When Billy awoke the day was just breaking. He stretched himself, yawned, sat up, and looked about him with the confused air of one not quite awake.
“Hallo!” he cried gaily, “where on earth am I?”
“You ain’t on earth, lad; you’re afloat,” replied Jones, who still sat at the helm.
At once the boy remembered everything, and shrank within himself. As he did so, he observed the pilot-coat which covered him, and knew that it must have been placed where it was by Jones. His resolution to hold out was shaken; still he did not give in.
Mr Jones now began to comment in a quiet good-natured way upon the weather and the prospects of the voyage (which excited Billy’s curiosity very much), and suggested that breakfast would not be a bad thing, and that a drop o’ rum might be agreeable, but took care never to make his remarks so pointed as to call for an answer. Just as the sun was rising he got up slowly, cast loose the stays and halyards of mast and sail, lifted the mast out of its place, and deliberately hove the whole affair overboard, remarking in a quiet tone that, having served his purpose, he didn’t want mast or sail any longer. In the same deliberate way he unshipped the rudder and cast it away. He followed this up by throwing overboard one of the oars, and then taking the only remaining oar, he sculled and steered the boat therewith gently.

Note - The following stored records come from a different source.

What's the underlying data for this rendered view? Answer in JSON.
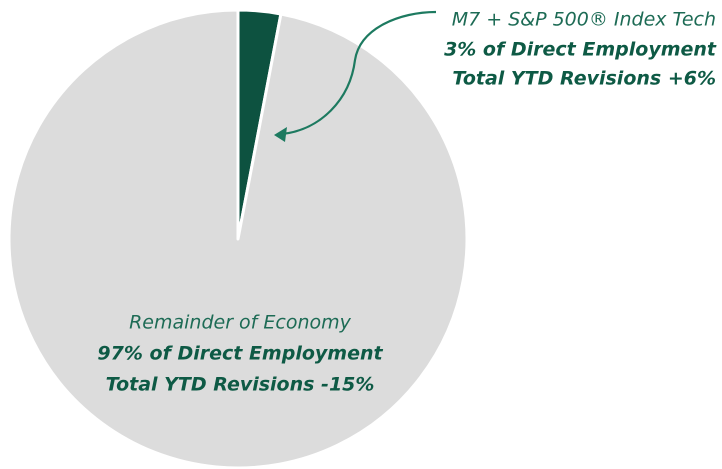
{
  "chart_data": {
    "type": "pie",
    "categories": [
      "M7 + S&P 500® Index Tech",
      "Remainder of Economy"
    ],
    "values": [
      3,
      97
    ],
    "value_labels": [
      "3% of Direct Employment",
      "97% of Direct Employment"
    ],
    "annotations": [
      "Total YTD Revisions +6%",
      "Total YTD Revisions -15%"
    ],
    "colors": [
      "#0d5240",
      "#dcdcdc"
    ]
  }
}
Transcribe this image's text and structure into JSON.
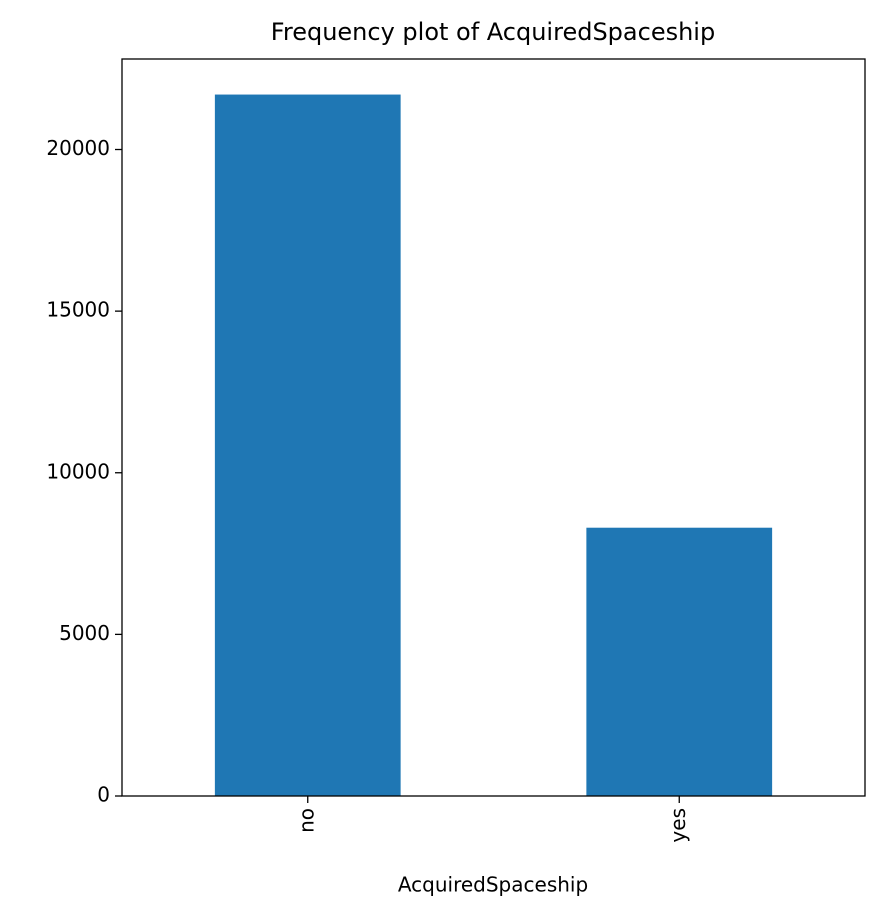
{
  "chart_data": {
    "type": "bar",
    "title": "Frequency plot of AcquiredSpaceship",
    "x_label": "AcquiredSpaceship",
    "categories": [
      "no",
      "yes"
    ],
    "values": [
      21700,
      8300
    ],
    "color": "#1f77b4",
    "ylim": [
      0,
      22800
    ],
    "yticks": [
      0,
      5000,
      10000,
      15000,
      20000
    ],
    "grid": false
  }
}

Billy, who thought his companion must be either drunk or mad, could contain himself no longer.
“I say, old fellow,” he remarked, “you’re comin’ it pretty strong! Wot on earth are you up to, and where in all the world are ’ee goin’ to?”
“Oh come, you know,” answered Jones in a remonstrative tone, “I may be an easy-goin’ chap, but I can’t be expected to tell all my secrets except to friends.”

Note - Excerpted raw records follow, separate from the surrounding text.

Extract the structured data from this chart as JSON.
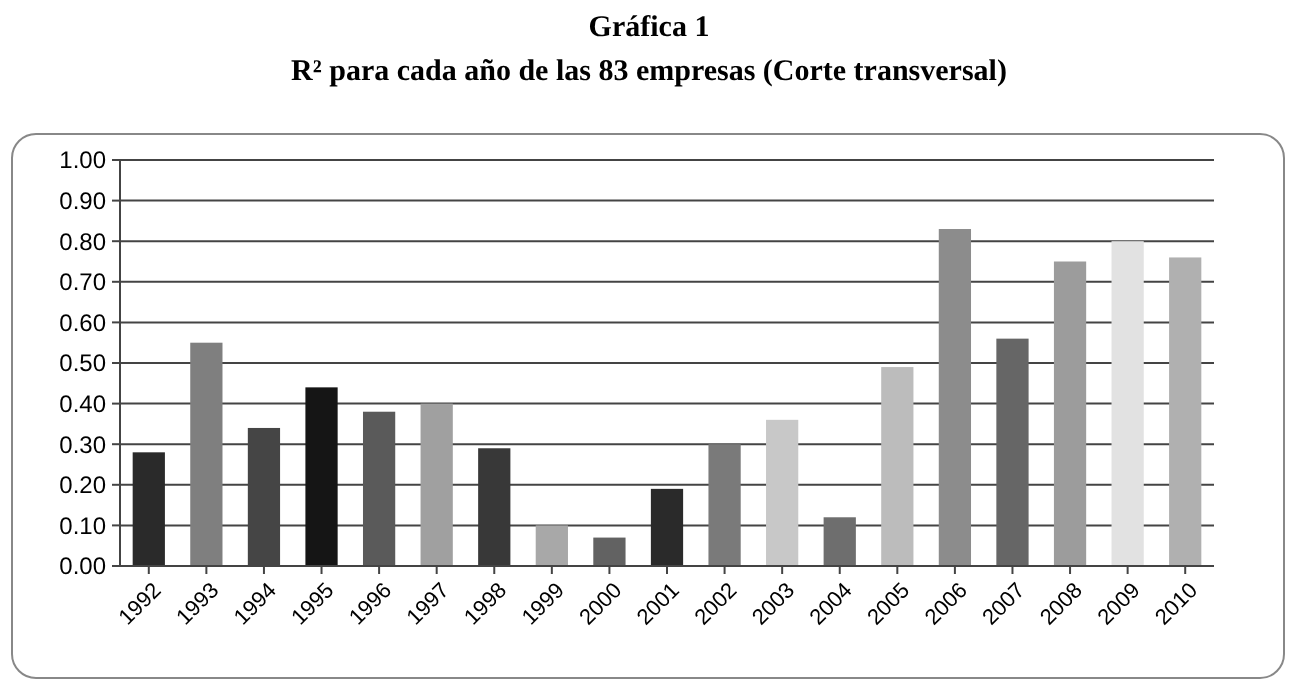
{
  "chart_data": {
    "type": "bar",
    "title": "Gráfica 1",
    "subtitle": "R² para cada año de las 83 empresas (Corte transversal)",
    "categories": [
      "1992",
      "1993",
      "1994",
      "1995",
      "1996",
      "1997",
      "1998",
      "1999",
      "2000",
      "2001",
      "2002",
      "2003",
      "2004",
      "2005",
      "2006",
      "2007",
      "2008",
      "2009",
      "2010"
    ],
    "values": [
      0.28,
      0.55,
      0.34,
      0.44,
      0.38,
      0.4,
      0.29,
      0.1,
      0.07,
      0.19,
      0.3,
      0.36,
      0.12,
      0.49,
      0.83,
      0.56,
      0.75,
      0.8,
      0.76
    ],
    "colors": [
      "#2a2a2a",
      "#7f7f7f",
      "#454545",
      "#151515",
      "#5a5a5a",
      "#a0a0a0",
      "#383838",
      "#a8a8a8",
      "#626262",
      "#2a2a2a",
      "#7a7a7a",
      "#c8c8c8",
      "#6e6e6e",
      "#bcbcbc",
      "#8c8c8c",
      "#666666",
      "#9c9c9c",
      "#e2e2e2",
      "#b0b0b0"
    ],
    "ylim": [
      0,
      1
    ],
    "yticks": [
      {
        "value": 0,
        "label": "0.00"
      },
      {
        "value": 0.1,
        "label": "0.10"
      },
      {
        "value": 0.2,
        "label": "0.20"
      },
      {
        "value": 0.3,
        "label": "0.30"
      },
      {
        "value": 0.4,
        "label": "0.40"
      },
      {
        "value": 0.5,
        "label": "0.50"
      },
      {
        "value": 0.6,
        "label": "0.60"
      },
      {
        "value": 0.7,
        "label": "0.70"
      },
      {
        "value": 0.8,
        "label": "0.80"
      },
      {
        "value": 0.9,
        "label": "0.90"
      },
      {
        "value": 1,
        "label": "1.00"
      }
    ],
    "grid": "y"
  }
}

“Well, well,” said Billy, with a sigh, “it’s no use tryin’ to hold out. I’ll be as friendly as I can; only. I tells you candid, I’ll mizzle whenever I gits ashore. I’m not agoin’ to tell no end o’ lies to please you any longer, so I give ’ee fair warning,” said Billy stoutly.
“All right, my lad,” said the wily Jones, who felt that having subdued the boy thus far, he would have little difficulty in subduing him still further, in course of time, and by dint of judicious treatment; “I don’t want ’ee to tell lies on my account, an’ I’ll let you go free as soon as ever we get ashore. So now, let’s shake hands over it, and have a glass o’ grog and a bit o’ breakfast.”